If this is trying to avoid extras of shifting elements, you would have to specify the size of the listB initially, right? How would this work?
It’s true that I could make this work without having to worry much like this. However, I want to learn to use the right data structure more efficiently. I do need to read more.
What I meant is… I actually read that they’re not touching collections because of backwards compatibility. So, while they could make it a lot better, they do not, so it’s up to us to do it. :clue:
@princec
Pardon me for my lack of understanding. Is it like for example…
- You have a main ArrayList listA(front buffer).
- When you iterate it every frame, create a temporary ArrayList listB.
- Whenever it requires you to add or remove game object, you would add into listB.
- Then copyOf listB into listA?
If this is trying to avoid extras of shifting elements, you would have to specify the size of the listB initially, right?
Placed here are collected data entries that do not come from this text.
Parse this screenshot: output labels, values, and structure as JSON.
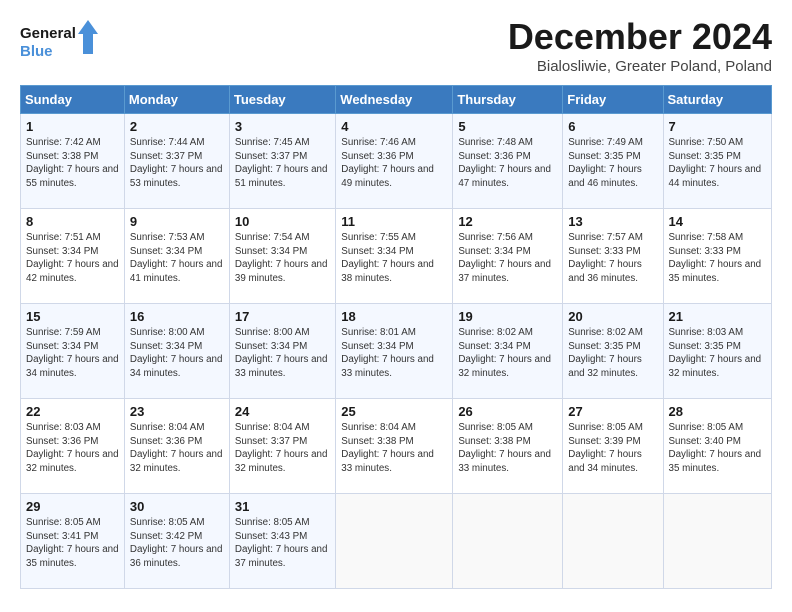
{
  "header": {
    "logo_line1": "General",
    "logo_line2": "Blue",
    "title": "December 2024",
    "subtitle": "Bialosliwie, Greater Poland, Poland"
  },
  "weekdays": [
    "Sunday",
    "Monday",
    "Tuesday",
    "Wednesday",
    "Thursday",
    "Friday",
    "Saturday"
  ],
  "weeks": [
    [
      {
        "day": "1",
        "sunrise": "7:42 AM",
        "sunset": "3:38 PM",
        "daylight": "7 hours and 55 minutes."
      },
      {
        "day": "2",
        "sunrise": "7:44 AM",
        "sunset": "3:37 PM",
        "daylight": "7 hours and 53 minutes."
      },
      {
        "day": "3",
        "sunrise": "7:45 AM",
        "sunset": "3:37 PM",
        "daylight": "7 hours and 51 minutes."
      },
      {
        "day": "4",
        "sunrise": "7:46 AM",
        "sunset": "3:36 PM",
        "daylight": "7 hours and 49 minutes."
      },
      {
        "day": "5",
        "sunrise": "7:48 AM",
        "sunset": "3:36 PM",
        "daylight": "7 hours and 47 minutes."
      },
      {
        "day": "6",
        "sunrise": "7:49 AM",
        "sunset": "3:35 PM",
        "daylight": "7 hours and 46 minutes."
      },
      {
        "day": "7",
        "sunrise": "7:50 AM",
        "sunset": "3:35 PM",
        "daylight": "7 hours and 44 minutes."
      }
    ],
    [
      {
        "day": "8",
        "sunrise": "7:51 AM",
        "sunset": "3:34 PM",
        "daylight": "7 hours and 42 minutes."
      },
      {
        "day": "9",
        "sunrise": "7:53 AM",
        "sunset": "3:34 PM",
        "daylight": "7 hours and 41 minutes."
      },
      {
        "day": "10",
        "sunrise": "7:54 AM",
        "sunset": "3:34 PM",
        "daylight": "7 hours and 39 minutes."
      },
      {
        "day": "11",
        "sunrise": "7:55 AM",
        "sunset": "3:34 PM",
        "daylight": "7 hours and 38 minutes."
      },
      {
        "day": "12",
        "sunrise": "7:56 AM",
        "sunset": "3:34 PM",
        "daylight": "7 hours and 37 minutes."
      },
      {
        "day": "13",
        "sunrise": "7:57 AM",
        "sunset": "3:33 PM",
        "daylight": "7 hours and 36 minutes."
      },
      {
        "day": "14",
        "sunrise": "7:58 AM",
        "sunset": "3:33 PM",
        "daylight": "7 hours and 35 minutes."
      }
    ],
    [
      {
        "day": "15",
        "sunrise": "7:59 AM",
        "sunset": "3:34 PM",
        "daylight": "7 hours and 34 minutes."
      },
      {
        "day": "16",
        "sunrise": "8:00 AM",
        "sunset": "3:34 PM",
        "daylight": "7 hours and 34 minutes."
      },
      {
        "day": "17",
        "sunrise": "8:00 AM",
        "sunset": "3:34 PM",
        "daylight": "7 hours and 33 minutes."
      },
      {
        "day": "18",
        "sunrise": "8:01 AM",
        "sunset": "3:34 PM",
        "daylight": "7 hours and 33 minutes."
      },
      {
        "day": "19",
        "sunrise": "8:02 AM",
        "sunset": "3:34 PM",
        "daylight": "7 hours and 32 minutes."
      },
      {
        "day": "20",
        "sunrise": "8:02 AM",
        "sunset": "3:35 PM",
        "daylight": "7 hours and 32 minutes."
      },
      {
        "day": "21",
        "sunrise": "8:03 AM",
        "sunset": "3:35 PM",
        "daylight": "7 hours and 32 minutes."
      }
    ],
    [
      {
        "day": "22",
        "sunrise": "8:03 AM",
        "sunset": "3:36 PM",
        "daylight": "7 hours and 32 minutes."
      },
      {
        "day": "23",
        "sunrise": "8:04 AM",
        "sunset": "3:36 PM",
        "daylight": "7 hours and 32 minutes."
      },
      {
        "day": "24",
        "sunrise": "8:04 AM",
        "sunset": "3:37 PM",
        "daylight": "7 hours and 32 minutes."
      },
      {
        "day": "25",
        "sunrise": "8:04 AM",
        "sunset": "3:38 PM",
        "daylight": "7 hours and 33 minutes."
      },
      {
        "day": "26",
        "sunrise": "8:05 AM",
        "sunset": "3:38 PM",
        "daylight": "7 hours and 33 minutes."
      },
      {
        "day": "27",
        "sunrise": "8:05 AM",
        "sunset": "3:39 PM",
        "daylight": "7 hours and 34 minutes."
      },
      {
        "day": "28",
        "sunrise": "8:05 AM",
        "sunset": "3:40 PM",
        "daylight": "7 hours and 35 minutes."
      }
    ],
    [
      {
        "day": "29",
        "sunrise": "8:05 AM",
        "sunset": "3:41 PM",
        "daylight": "7 hours and 35 minutes."
      },
      {
        "day": "30",
        "sunrise": "8:05 AM",
        "sunset": "3:42 PM",
        "daylight": "7 hours and 36 minutes."
      },
      {
        "day": "31",
        "sunrise": "8:05 AM",
        "sunset": "3:43 PM",
        "daylight": "7 hours and 37 minutes."
      },
      null,
      null,
      null,
      null
    ]
  ],
  "labels": {
    "sunrise": "Sunrise:",
    "sunset": "Sunset:",
    "daylight": "Daylight:"
  }
}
How would this work?
ArrayList<Entity> entities0 = new ArrayList<Entity>(), entities1 = new ArrayList<Entity>();
.
.
.
for (int i = 0; i < entities0.size(); i ++) {
Entity e = entities0.get(i);
if (e.isActive()) {
e.process();
}
if (e.isActive()) {
entities1.add(e);
}
}
ArrayList<Entity> temp = entities0;
entities0 = entities1;
entities1 = temp;
entities1.clear();
Two things to note that look unusual at first:
- Two checks to isActive() are required.
- The size of entities0 can increase during processing (spawn a bullet, etc); that is why we do not use an iterator and dynamically check the size every loop iteration.
Cas
…
God damn it! Why did I not think about that before?! You have no idea what you’ve done to me now! Now I’m stuck with experimenting with multithreading for another week or so! Damn it!!!
Cas: Pure curiosity. Why the choice to spawn in the current active list rather than the next?